|Posted:||June 22, 2021 02:02 PM|
|From:||Representative Ann Flood|
|To:||All House members|
|In the near future, I plan to introduce legislation to allow a county children and youth agency to petition the court for an order to compel drug screening when there is evidence that substance use may be a contributing cause of child abuse or neglect.
Last June, the PA Supreme Court ruled in In the Interest of D.R. that county children and youth agencies’ authority to investigate allegations of child abuse and neglect does not include the authority to obtain an involuntary urine sample from the subject of the investigation. Although the Child Protective Services Law contains no express authority to compel drug screening, the county agencies had generally considered it to be within their investigative powers. Because substance abuse is a common and substantial contributing factor in many cases, county agencies have commonly required drug screening and, historically, have often sought court orders when met with resistance. After last year’s ruling, county agencies may still request voluntary drug screening during the course of an investigation, but may not compel such testing.

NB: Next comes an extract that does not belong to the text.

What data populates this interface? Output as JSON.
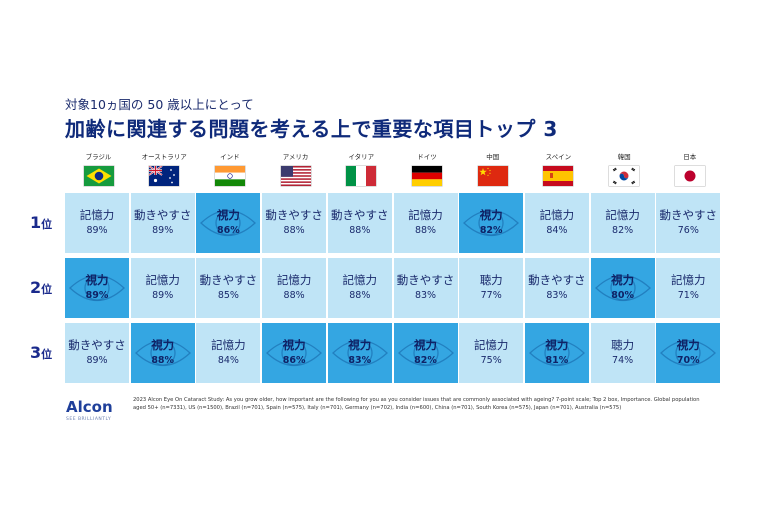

My legislation will provide that, if there is evidence that impairment due to substance use is a contributing cause of alleged abuse or neglect, the county agency may seek a court order to compel appropriate testing. At that point, it would be up to the court to determine whether drug screening is warranted under the circumstances and to make an appropriate order. I believe that this legislation strikes an appropriate balance between the responsibilities of the county agencies, the realities of parental substance abuse, and the role of the court in protecting individual liberty interests. In short, it seeks both to protect children from abuse and parents from undue governmental intrusion. Please join me in sponsoring this important legislation.